Mag sein, dass einiges vorgeschoben ist, dass sich einfach auch niemand um die Sache kümmert - aber der letzte Satz macht doch stutzig. Die Unternehmen müssten einen Eigenanteil zahlen, aber nicht mal dazu sind sie bereit. Nachgefragt, warum das so ist, erfährt man offensichtlich: Die Verantwortlichen glauben nicht, dass Weiterbildung der Mitarbeiter ihnen etwas bringt. Noch krasser ausgedrückt: Jeder Cent, der in Qualifizierungsmaßnahmen gesteckt würde, wäre herausgeworfenes Geld. Selbst (fast) geschenkt ist es zu teuer.

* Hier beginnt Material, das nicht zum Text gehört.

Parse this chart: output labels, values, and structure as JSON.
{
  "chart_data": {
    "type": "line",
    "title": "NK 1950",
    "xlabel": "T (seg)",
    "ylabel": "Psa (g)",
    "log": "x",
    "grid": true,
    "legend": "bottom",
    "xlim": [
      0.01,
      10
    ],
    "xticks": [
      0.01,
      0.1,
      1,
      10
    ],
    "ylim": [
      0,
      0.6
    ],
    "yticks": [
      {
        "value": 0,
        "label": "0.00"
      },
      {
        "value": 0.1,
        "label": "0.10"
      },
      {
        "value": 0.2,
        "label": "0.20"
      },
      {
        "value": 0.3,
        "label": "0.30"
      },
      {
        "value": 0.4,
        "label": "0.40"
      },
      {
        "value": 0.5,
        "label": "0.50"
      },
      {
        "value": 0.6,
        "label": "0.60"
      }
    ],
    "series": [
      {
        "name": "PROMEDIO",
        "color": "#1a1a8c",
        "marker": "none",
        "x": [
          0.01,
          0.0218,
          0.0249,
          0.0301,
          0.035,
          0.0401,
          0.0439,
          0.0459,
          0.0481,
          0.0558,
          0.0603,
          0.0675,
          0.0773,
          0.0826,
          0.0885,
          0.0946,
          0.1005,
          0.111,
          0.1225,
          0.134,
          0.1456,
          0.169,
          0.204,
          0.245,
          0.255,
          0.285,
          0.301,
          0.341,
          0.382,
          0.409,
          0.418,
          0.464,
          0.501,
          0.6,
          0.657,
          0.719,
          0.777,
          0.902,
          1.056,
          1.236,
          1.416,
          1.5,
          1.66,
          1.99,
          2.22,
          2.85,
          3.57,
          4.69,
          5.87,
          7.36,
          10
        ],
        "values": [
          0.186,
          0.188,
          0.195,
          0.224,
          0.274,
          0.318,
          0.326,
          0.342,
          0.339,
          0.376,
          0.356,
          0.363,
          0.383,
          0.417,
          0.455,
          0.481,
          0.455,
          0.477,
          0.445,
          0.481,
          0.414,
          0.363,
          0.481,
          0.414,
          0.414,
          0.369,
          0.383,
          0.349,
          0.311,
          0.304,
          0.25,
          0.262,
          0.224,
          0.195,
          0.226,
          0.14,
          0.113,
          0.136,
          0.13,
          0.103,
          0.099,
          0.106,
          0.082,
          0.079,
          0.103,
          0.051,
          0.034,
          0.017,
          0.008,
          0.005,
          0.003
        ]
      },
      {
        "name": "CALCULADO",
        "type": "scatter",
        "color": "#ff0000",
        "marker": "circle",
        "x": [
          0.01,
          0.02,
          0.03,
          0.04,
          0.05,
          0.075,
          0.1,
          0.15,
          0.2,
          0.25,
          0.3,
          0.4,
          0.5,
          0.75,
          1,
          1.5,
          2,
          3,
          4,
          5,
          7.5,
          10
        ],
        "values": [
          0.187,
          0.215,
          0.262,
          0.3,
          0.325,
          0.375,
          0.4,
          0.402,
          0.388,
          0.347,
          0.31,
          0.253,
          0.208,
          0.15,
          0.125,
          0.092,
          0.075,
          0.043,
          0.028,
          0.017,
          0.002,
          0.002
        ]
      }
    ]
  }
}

Zugegeben, nicht alle denken so, es soll auch etliche geben, die die Staatsknete abrufen. Aber hier wird auch deutlich, warum so viele nach Modellen rufen, die den Nutzen von Weiterbildung berechenbar machen, und zwar in Euro und Cent.

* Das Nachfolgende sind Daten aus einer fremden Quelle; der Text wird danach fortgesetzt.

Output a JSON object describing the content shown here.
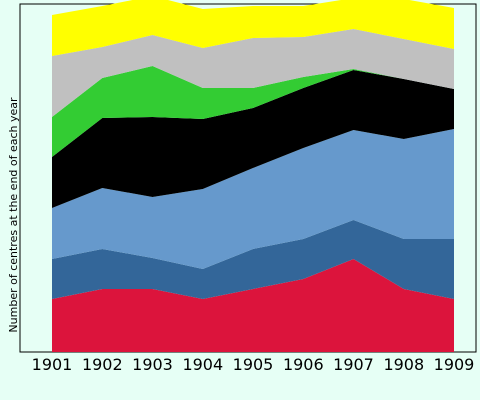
{
  "chart_data": {
    "type": "area",
    "stacked": true,
    "title": "",
    "xlabel": "",
    "ylabel": "Number of centres at the end of each year",
    "categories": [
      "1901",
      "1902",
      "1903",
      "1904",
      "1905",
      "1906",
      "1907",
      "1908",
      "1909"
    ],
    "legend": "none",
    "grid": false,
    "ylim": [
      0,
      350
    ],
    "series": [
      {
        "color": "#dc143c",
        "values": [
          53,
          63,
          63,
          53,
          63,
          73,
          93,
          63,
          53
        ]
      },
      {
        "color": "#336699",
        "values": [
          40,
          40,
          31,
          30,
          40,
          40,
          39,
          50,
          60
        ]
      },
      {
        "color": "#6699cc",
        "values": [
          51,
          61,
          61,
          80,
          81,
          91,
          90,
          100,
          110
        ]
      },
      {
        "color": "#000000",
        "values": [
          51,
          70,
          80,
          70,
          60,
          60,
          60,
          60,
          40
        ]
      },
      {
        "color": "#33cc33",
        "values": [
          40,
          40,
          51,
          31,
          20,
          11,
          1,
          0,
          0
        ]
      },
      {
        "color": "#c0c0c0",
        "values": [
          61,
          31,
          31,
          40,
          50,
          40,
          40,
          40,
          40
        ]
      },
      {
        "color": "#ffff00",
        "values": [
          41,
          41,
          39,
          39,
          32,
          31,
          31,
          40,
          41
        ]
      }
    ]
  }
}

Ich stelle mal eine Hypothese auf: Die Unternehmenslenker und Personaler, die diese Haltung vertreten, haben doch offensichtlich in ihrem Leben keine besonders positiven Erfahrungen in Sachen "Lernen" gesammelt. Ist sonst vorstellbar, dass sie die Chance verstreichen lassen, ihre Mitarbeiter für zukünftige Herausforderungen preisgünstig fit zu machen? Welche Antwort würde man wohl bekommen auf die Fragen:
"Haben Sie schon mal eine Qualifizierungsmaßnahme erlebt, die Ihnen wirklich was gebracht hat? Welche war das? Und was hat sie ausgezeichnet?"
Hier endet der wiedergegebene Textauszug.